3> Next we get ready to calculate the chi-square. To do so, we first create a new table with the expected cell frequencies, calculated using only the marginal counts as follows:
| Gave: | Lost Lottery | Won Lottery | |
| Nothing | (27*5)/54 = 2.5 | (27*5)/54 = 2.5 | 5 |
| Something | (27*33)/54 = 16.5 | (27*33)/54 = 16.5 | 33 |
| All | (27*16)/54 = 8.0 | (27*16)/54 = 8.0 | 16 |
| 27 | 27 | 54 |
Then we set up a table to keep track of our calculations:
| Condition | FO | FE | FO - FE | (FO - FE)2 | (FO - FE)2/FE |
| Gave nothing | |||||
| Won | 0 | 2.5 | -2.5 | 6.25 | 2.5 |
| Lost | 5 | 2.5 | 2.5 | 6.25 | 2.5 |
| Gave something | |||||
| Won | 12 | 16.5 | -4.5 | 20.25 | 1.23 |
| Lost | 21 | 16.5 | 4.5 | 20.25 | 1.23 |
| Gave all | |||||
| Won | 15 | 8.0 | 7.0 | 75.5 | 6.12 |
| Lost | 1 | 8.0 | -7.0 | 75.5 | 6.12 |
Chi 2 = |
19.70 |
In the F sub O column, we put the observed counts from the cells. In F sub E, we put the expected counts calculated using the marginal counts. Then going across the row, subtract the two, square the results, and divide by the F sub E for that row. This has the effect of weighting the deviation from what was expected by the size of the cell. The last step is to sum down the last column to get the chi-square value which is the sum of the weighted squared deviations.
4> Next, we have to figure the degrees of freedom for this analysis: (rows -1) * (columns - 1) = (3-2) * (2-1) = 2
5> Then, we go to the back of the book and look for the value in the table corresponding to 2 degrees of freedom and a 5% rejection rule. The value in the table is 5.99. So we compare our chi-square of 19.70 to this. Ours is bigger, which means that there is less than 5% chance that the deviation we are seeing is due to chance variation alone.

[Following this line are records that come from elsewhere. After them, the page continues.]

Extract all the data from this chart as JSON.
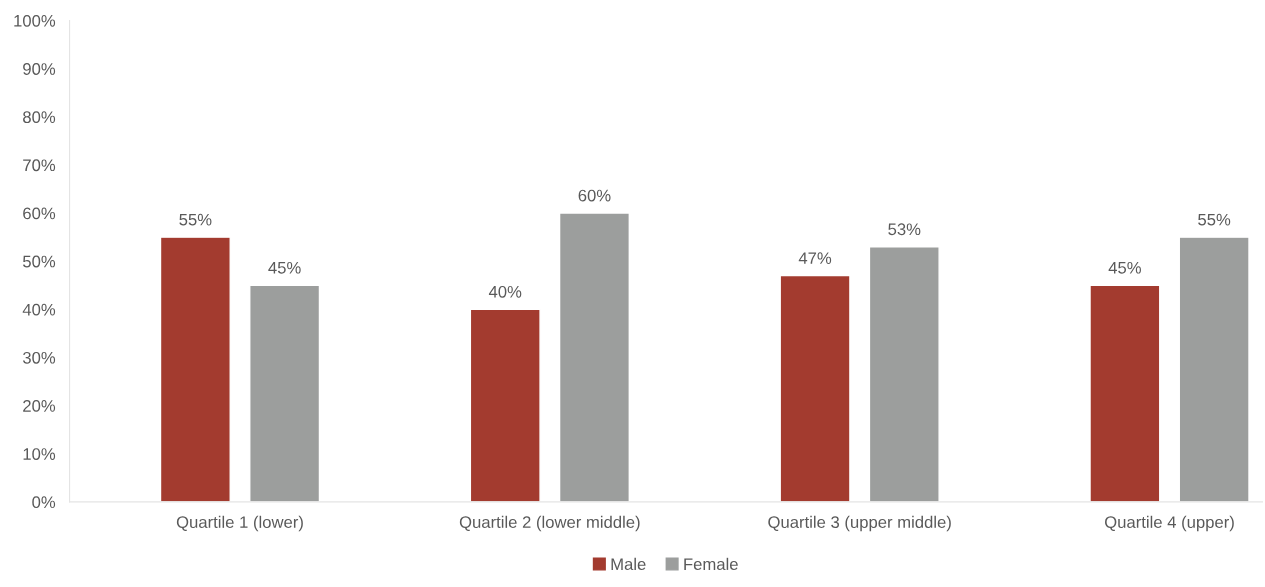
{
  "chart_data": {
    "type": "bar",
    "categories": [
      "Quartile 1 (lower)",
      "Quartile 2 (lower middle)",
      "Quartile 3 (upper middle)",
      "Quartile 4 (upper)"
    ],
    "series": [
      {
        "name": "Male",
        "color": "#a33b2f",
        "values": [
          55,
          40,
          47,
          45
        ],
        "value_labels": [
          "55%",
          "40%",
          "47%",
          "45%"
        ]
      },
      {
        "name": "Female",
        "color": "#9c9e9d",
        "values": [
          45,
          60,
          53,
          55
        ],
        "value_labels": [
          "45%",
          "60%",
          "53%",
          "55%"
        ]
      }
    ],
    "ylim": [
      0,
      100
    ],
    "yticks": [
      {
        "value": 0,
        "label": "0%"
      },
      {
        "value": 10,
        "label": "10%"
      },
      {
        "value": 20,
        "label": "20%"
      },
      {
        "value": 30,
        "label": "30%"
      },
      {
        "value": 40,
        "label": "40%"
      },
      {
        "value": 50,
        "label": "50%"
      },
      {
        "value": 60,
        "label": "60%"
      },
      {
        "value": 70,
        "label": "70%"
      },
      {
        "value": 80,
        "label": "80%"
      },
      {
        "value": 90,
        "label": "90%"
      },
      {
        "value": 100,
        "label": "100%"
      }
    ],
    "grid": false,
    "legend": "bottom"
  }
}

6> We make a decision--we reject our null hypothesis
7> That leaves only our alternative--that something more than chance is going on
8> So our last task is draw a conclusion--we accept our alternative hypothesis, and conclude that giving money to the beggar was associated with either winning or losing the lottery. Because this was an experiment we can make an even stronger statement about causation. Here goes: when people feel like they have just won the lottery they are more likely to give money to a beggar.
But you can also try your hand at other conclusions worded slightly differently. Here, too, is an important area for judgement. Good researchers draw well supported and intriguing conclusions from the studies they conduct.